According to court documents, Morales was among at least a dozen Cuban nationals involved in the hijacking on March 19, 2003. The plane took off from Nuevo Gerona on Cuba’s Isle of Youth and was originally bound for Havana, CBS News reported following the hijackers’ arrests.

The men used knives to take over the aircraft, assaulting crew members and forcing the pilot to divert the flight to Key West, prosecutors said.

The plane landed at Key West International Airport, after U.S. Air Force jets scrambled from Homestead, Florida, to intercept the plane, Fox News Digital reported.

The hijackers were arrested by the U.S. Marshals Service and charged with aircraft piracy and conspiracy to interfere with a flight crew. Morales and five other Cuban nationals were convicted for their roles in the hijacking, according to Newsweek.

Following his release from prison, Morales was placed in removal proceedings. Even with a final order of removal, the judge granted him protection under the Convention Against Torture, deferring his removal to Cuba.

ICE released him on March 1, 2023, under supervised released, Newsweek reported.

The political turmoil between the United States and Cuba has left some Cuban nationals in a legal limbo, particularly convicted criminals such as Morales who have a final removal order. U.S. officials are authorized to deport them but struggle to find a country to take them.

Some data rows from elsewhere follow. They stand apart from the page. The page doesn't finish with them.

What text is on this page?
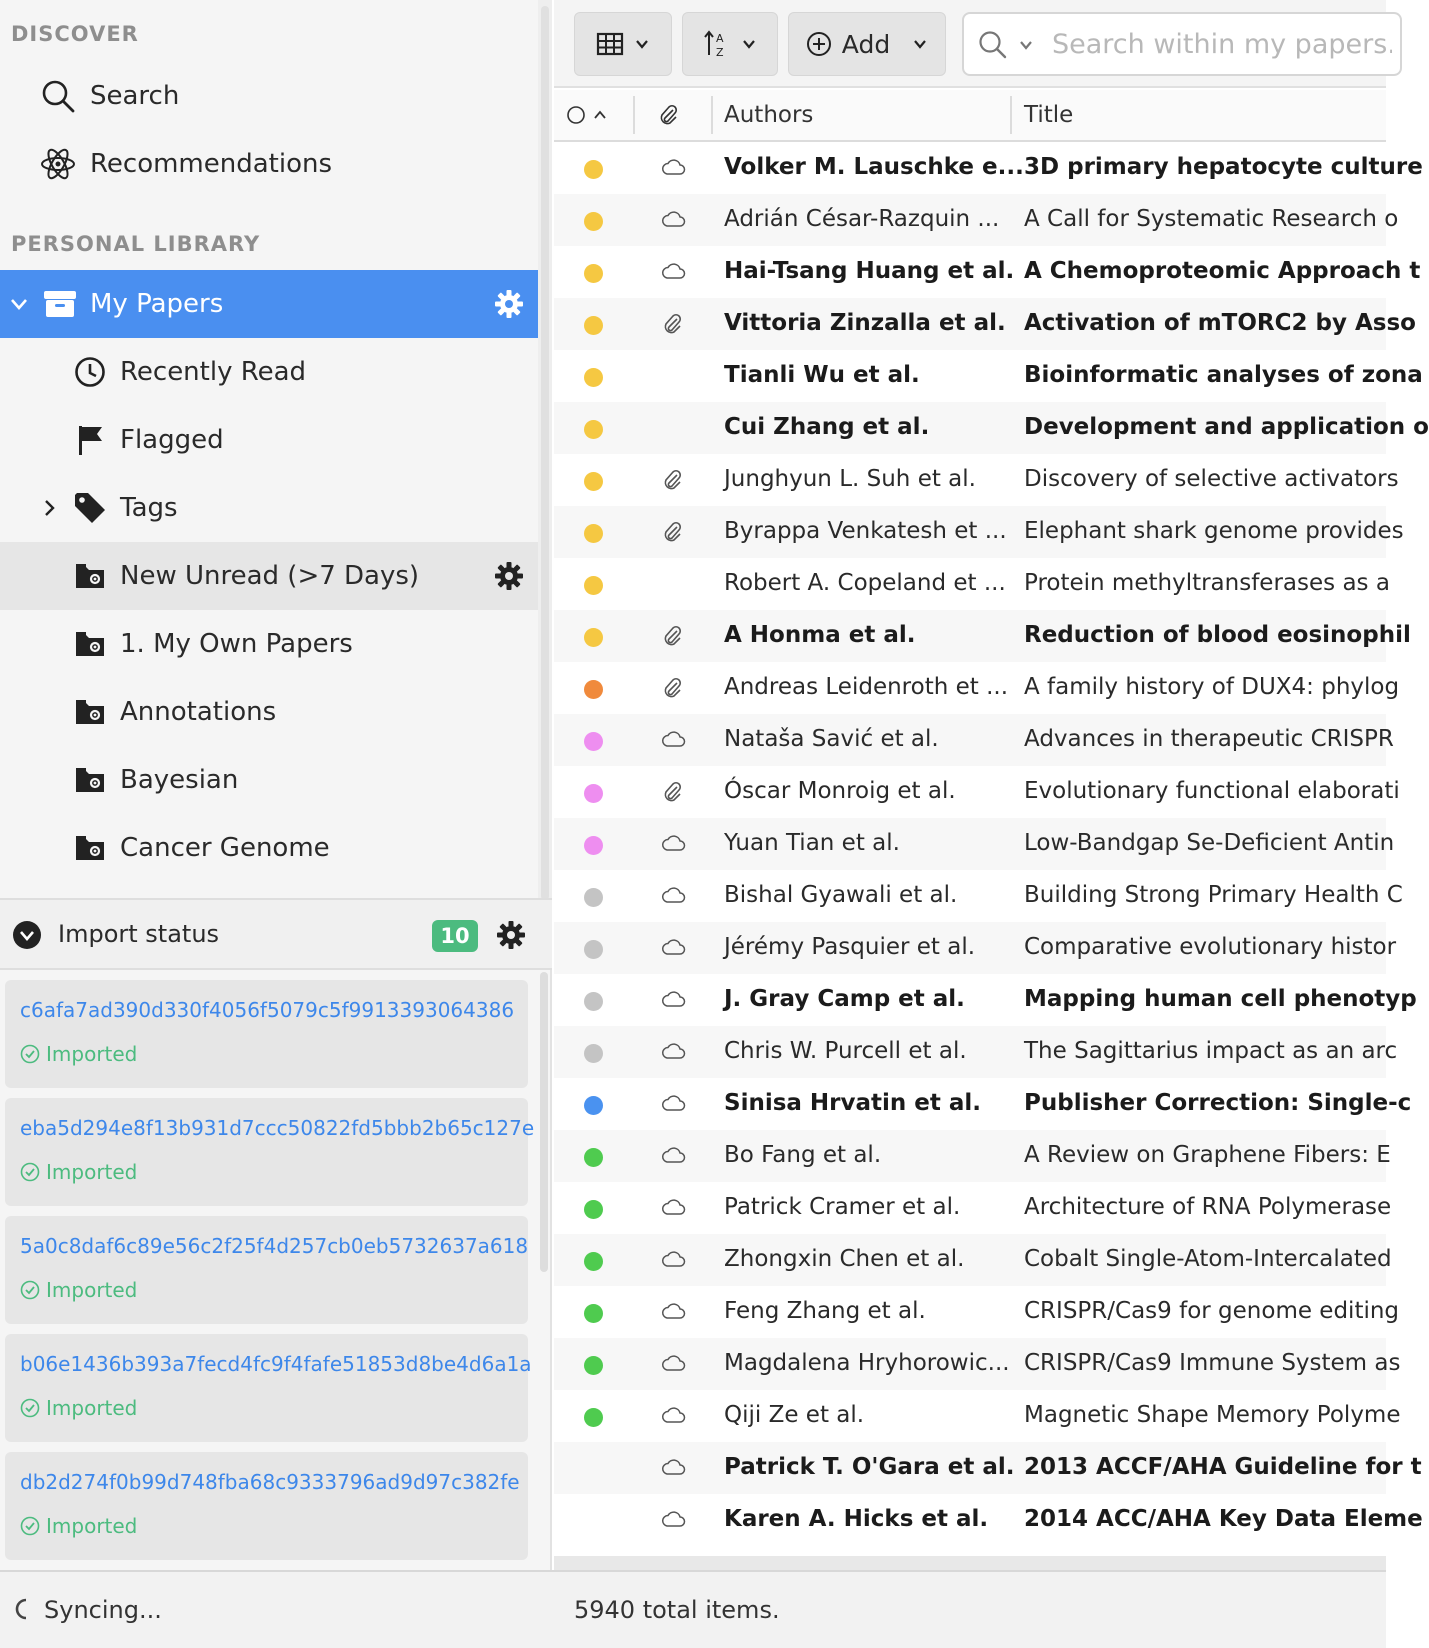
DISCOVER
Search
Recommendations
PERSONAL LIBRARY
My Papers
Recently Read
Flagged
Tags
New Unread (>7 Days)
1. My Own Papers
Annotations
Bayesian
Cancer Genome
Import status	10
c6afa7ad390d330f4056f5079c5f9913393064386
Imported
eba5d294e8f13b931d7ccc50822fd5bbb2b65c127e
Imported
5a0c8daf6c89e56c2f25f4d257cb0eb5732637a618
Imported
b06e1436b393a7fecd4fc9f4fafe51853d8be4d6a1a
Imported
db2d274f0b99d748fba68c9333796ad9d97c382fe
Imported
A
Z	Add
Search within my papers...
Authors	Title
Volker M. Lauschke e... 3D primary hepatocyte culture
Adrián César-Razquin ... A Call for Systematic Research o
Hai-Tsang Huang et al. A Chemoproteomic Approach t
Vittoria Zinzalla et al. Activation of mTORC2 by Asso
Tianli Wu et al.	Bioinformatic analyses of zona
Cui Zhang et al.	Development and application o
Junghyun L. Suh et al.	Discovery of selective activators
Byrappa Venkatesh et ... Elephant shark genome provides
Robert A. Copeland et ... Protein methyltransferases as a
A Honma et al.	Reduction of blood eosinophil
Andreas Leidenroth et ... A family history of DUX4: phylog
Nataša Savić et al.	Advances in therapeutic CRISPR
Óscar Monroig et al.	Evolutionary functional elaborati
Yuan Tian et al.	Low-Bandgap Se-Deficient Antin
Bishal Gyawali et al.	Building Strong Primary Health C
Jérémy Pasquier et al.	Comparative evolutionary histor
J. Gray Camp et al.	Mapping human cell phenotyp
Chris W. Purcell et al.	The Sagittarius impact as an arc
Sinisa Hrvatin et al.	Publisher Correction: Single-c
Bo Fang et al.	A Review on Graphene Fibers: E
Patrick Cramer et al.	Architecture of RNA Polymerase
Zhongxin Chen et al.	Cobalt Single-Atom-Intercalated
Feng Zhang et al.	CRISPR/Cas9 for genome editing
Magdalena Hryhorowic... CRISPR/Cas9 Immune System as
Qiji Ze et al.	Magnetic Shape Memory Polyme
Patrick T. O'Gara et al. 2013 ACCF/AHA Guideline for t
Karen A. Hicks et al.	2014 ACC/AHA Key Data Eleme
Syncing...	5940 total items.
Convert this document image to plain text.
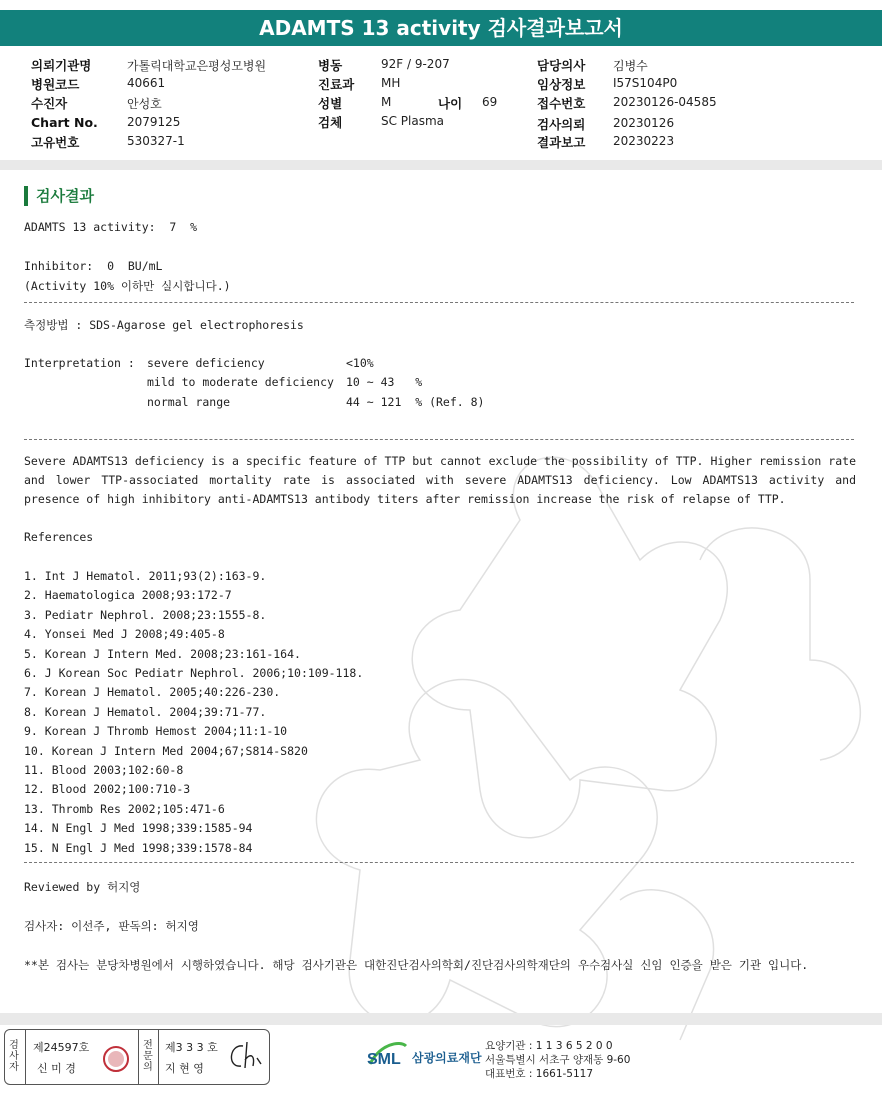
ADAMTS 13 activity 검사결과보고서
의뢰기관명	가톨릭대학교은평성모병원
병원코드	40661
수진자	안성호
Chart No. 2079125
고유번호	530327-1
병동	92F / 9-207
진료과 MH
성별	M	나이 69
검체	SC Plasma
담당의사 김병수
임상정보 I57S104P0
접수번호 20230126-04585
검사의뢰 20230126
결과보고 20230223
검사결과
ADAMTS 13 activity:  7  %
Inhibitor:  0  BU/mL
(Activity 10% 이하만 실시합니다.)
측정방법 : SDS-Agarose gel electrophoresis
Interpretation : severe deficiency	<10%
mild to moderate deficiency 10 ~ 43   %
normal range	44 ~ 121  % (Ref. 8)
Severe ADAMTS13 deficiency is a specific feature of TTP but cannot exclude the possibility of TTP. Higher remission rate and lower TTP-associated mortality rate is associated with severe ADAMTS13 deficiency. Low ADAMTS13 activity and presence of high inhibitory anti-ADAMTS13 antibody titers after remission increase the risk of relapse of TTP.
References
1. Int J Hematol. 2011;93(2):163-9.
2. Haematologica 2008;93:172-7
3. Pediatr Nephrol. 2008;23:1555-8.
4. Yonsei Med J 2008;49:405-8
5. Korean J Intern Med. 2008;23:161-164.
6. J Korean Soc Pediatr Nephrol. 2006;10:109-118.
7. Korean J Hematol. 2005;40:226-230.
8. Korean J Hematol. 2004;39:71-77.
9. Korean J Thromb Hemost 2004;11:1-10
10. Korean J Intern Med 2004;67;S814-S820
11. Blood 2003;102:60-8
12. Blood 2002;100:710-3
13. Thromb Res 2002;105:471-6
14. N Engl J Med 1998;339:1585-94
15. N Engl J Med 1998;339:1578-84
Reviewed by 허지영
검사자: 이선주, 판독의: 허지영
**본 검사는 분당차병원에서 시행하였습니다. 해당 검사기관은 대한진단검사의학회/진단검사의학재단의 우수검사실 신임 인증을 받은 기관 입니다.
검사자
제24597호
신 미 경
전문의
제3 3 3 호
지 현 영
SML 삼광의료재단
요양기관 : 1 1 3 6 5 2 0 0
서울특별시 서초구 양재동 9-60
대표번호 : 1661-5117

In the July 8 order, Steele granted a habeas corpus petition filed by Morales following his detainment by ICE in December 2025.

Steele, a Clinton appointee, said the government failed to prove a “significant likelihood” that Morales could be removed in the reasonably foreseeable future.

Steele noted ICE can detain Morales again if officials develop a plan to deport him to Cuba or another country. “If removal becomes likely in the reasonably foreseeable future, ICE can re-detain,” the judge wrote.

Cuba has resumed accepting some U.S. deportation flights, according to Newsweek, but the process remains “selective and subject to diplomatic tensions between the two countries.”

Human Rights Watch reported that 4,353 Cubans were deported to Mexico between January 20, 2025, and March 9, 2026.

Initial news reports following the hijacking said Cuban officials demanded the U.S. return the plane and all occupants, including those charged with piracy. Morales and the other suspects claimed at the time they hijacked the plane “for freedom.”